The evening Abraham returned I stayed in the dining room. I wanted to be there to defend myself. But Erin, curiously, did not say anything about the dishes, and I supposed she must have been as embarrassed about the whole affair as I was. In fact, she seemed strangely cheerful, even addressing me once or twice while chatting with Abraham and giving me that big pumpkin smile. I felt horribly uncomfortable, as though we had seen each other with our clothes off or something, but it was better to leave all that childishness behind, so I played along with her, like nothing had happened.
There came a gentle tap on my door later that night, so faint I was not sure I had heard anything at all until it came again. Getting up to answer it, I discovered Abraham standing in the hallway, his head slightly bowed, his eyes peering humbly up at me.
"Sorry to disturb you," he said, looking very awkward. "It's just that, well, I've received a complaint from Erin. She claims you assaulted her."

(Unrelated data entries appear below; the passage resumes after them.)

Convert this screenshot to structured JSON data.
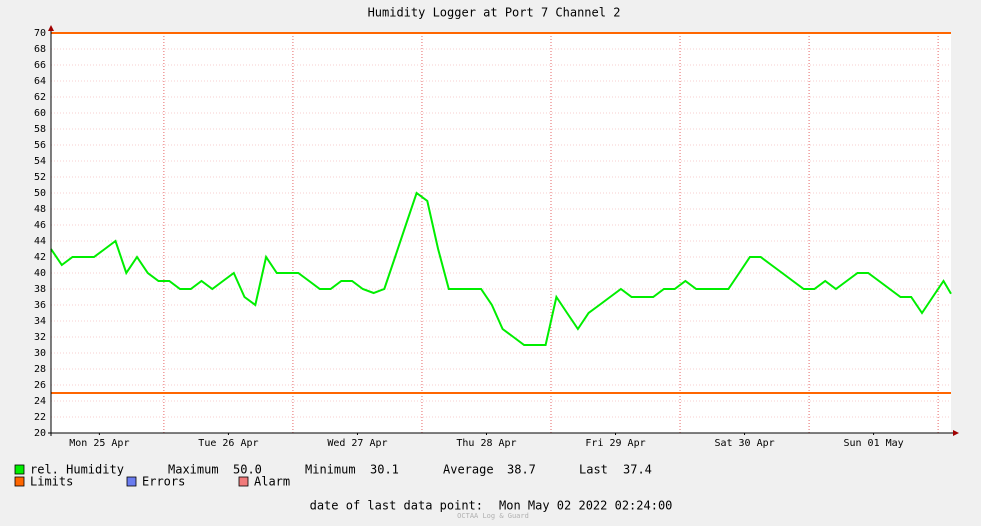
{
  "chart_data": {
    "type": "line",
    "title": "Humidity Logger at Port 7 Channel 2",
    "xlim": [
      3,
      170.4
    ],
    "ylim": [
      20,
      70
    ],
    "yticks": [
      20,
      22,
      24,
      26,
      28,
      30,
      32,
      34,
      36,
      38,
      40,
      42,
      44,
      46,
      48,
      50,
      52,
      54,
      56,
      58,
      60,
      62,
      64,
      66,
      68,
      70
    ],
    "xticks": [
      {
        "value": 12,
        "label": "Mon 25 Apr"
      },
      {
        "value": 36,
        "label": "Tue 26 Apr"
      },
      {
        "value": 60,
        "label": "Wed 27 Apr"
      },
      {
        "value": 84,
        "label": "Thu 28 Apr"
      },
      {
        "value": 108,
        "label": "Fri 29 Apr"
      },
      {
        "value": 132,
        "label": "Sat 30 Apr"
      },
      {
        "value": 156,
        "label": "Sun 01 May"
      }
    ],
    "xgrid": [
      24,
      48,
      72,
      96,
      120,
      144,
      168
    ],
    "grid": true,
    "x": [
      3,
      5,
      7,
      9,
      11,
      13,
      15,
      17,
      19,
      21,
      23,
      25,
      27,
      29,
      31,
      33,
      35,
      37,
      39,
      41,
      43,
      45,
      47,
      49,
      51,
      53,
      55,
      57,
      59,
      61,
      63,
      65,
      67,
      69,
      71,
      73,
      75,
      77,
      79,
      81,
      83,
      85,
      87,
      89,
      91,
      93,
      95,
      97,
      99,
      101,
      103,
      105,
      107,
      109,
      111,
      113,
      115,
      117,
      119,
      121,
      123,
      125,
      127,
      129,
      131,
      133,
      135,
      137,
      139,
      141,
      143,
      145,
      147,
      149,
      151,
      153,
      155,
      157,
      159,
      161,
      163,
      165,
      167,
      169,
      170.4
    ],
    "series": [
      {
        "name": "rel. Humidity",
        "color": "#00ee00",
        "values": [
          43,
          41,
          42,
          42,
          42,
          43,
          44,
          40,
          42,
          40,
          39,
          39,
          38,
          38,
          39,
          38,
          39,
          40,
          37,
          36,
          42,
          40,
          40,
          40,
          39,
          38,
          38,
          39,
          39,
          38,
          37.5,
          38,
          42,
          46,
          50,
          49,
          43,
          38,
          38,
          38,
          38,
          36,
          33,
          32,
          31,
          31,
          31,
          37,
          35,
          33,
          35,
          36,
          37,
          38,
          37,
          37,
          37,
          38,
          38,
          39,
          38,
          38,
          38,
          38,
          40,
          42,
          42,
          41,
          40,
          39,
          38,
          38,
          39,
          38,
          39,
          40,
          40,
          39,
          38,
          37,
          37,
          35,
          37,
          39,
          37.4
        ]
      }
    ],
    "limits": {
      "name": "Limits",
      "color": "#ff6600",
      "values": [
        70,
        25
      ]
    },
    "legend_extra": [
      {
        "name": "Errors",
        "color": "#6a7cf0"
      },
      {
        "name": "Alarm",
        "color": "#f07a7a"
      }
    ],
    "stats": [
      {
        "label": "Maximum",
        "value": "50.0"
      },
      {
        "label": "Minimum",
        "value": "30.1"
      },
      {
        "label": "Average",
        "value": "38.7"
      },
      {
        "label": "Last",
        "value": "37.4"
      }
    ],
    "footer_label": "date of last data point:",
    "footer_date": "Mon May 02 2022 02:24:00",
    "watermark": "OCTAA Log & Guard"
  }
}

I stared back at him for a moment, unable to reply as I pondered what else she would have told him after I had left the dining room. "She attacked me with the vacuum pipe. It was self-defence."
"Oh, dear," he sighed feebly, scratching the back of his head. "It's just that she's threatened to go to the police."
The spectre of a prison cell entered my mind. Darkness, solitude, bread and water. "She's crazy! She charged into my room and attacked me."
He practically went into convulsions of head-scratching, shuffling his feet all the while.
"Look, Abraham, she's upstairs watching television and I'm here in my bedroom. Wouldn't it be the other way around if I had attacked her?"
At this he stopped scratching and nodded thoughtfully. "Yes, well, it might be best if we kept it that way. I've got a small TV in my room you can use. I never watch it."
"It's okay," I told him. "I'm not much of a fan of TV either."
It was only a few weeks after this when I looked through Erin's door, which had been left wide open, and noticed the room empty aside from the standard furniture. Abraham explained she had got behind with her rent and moved back with her mother.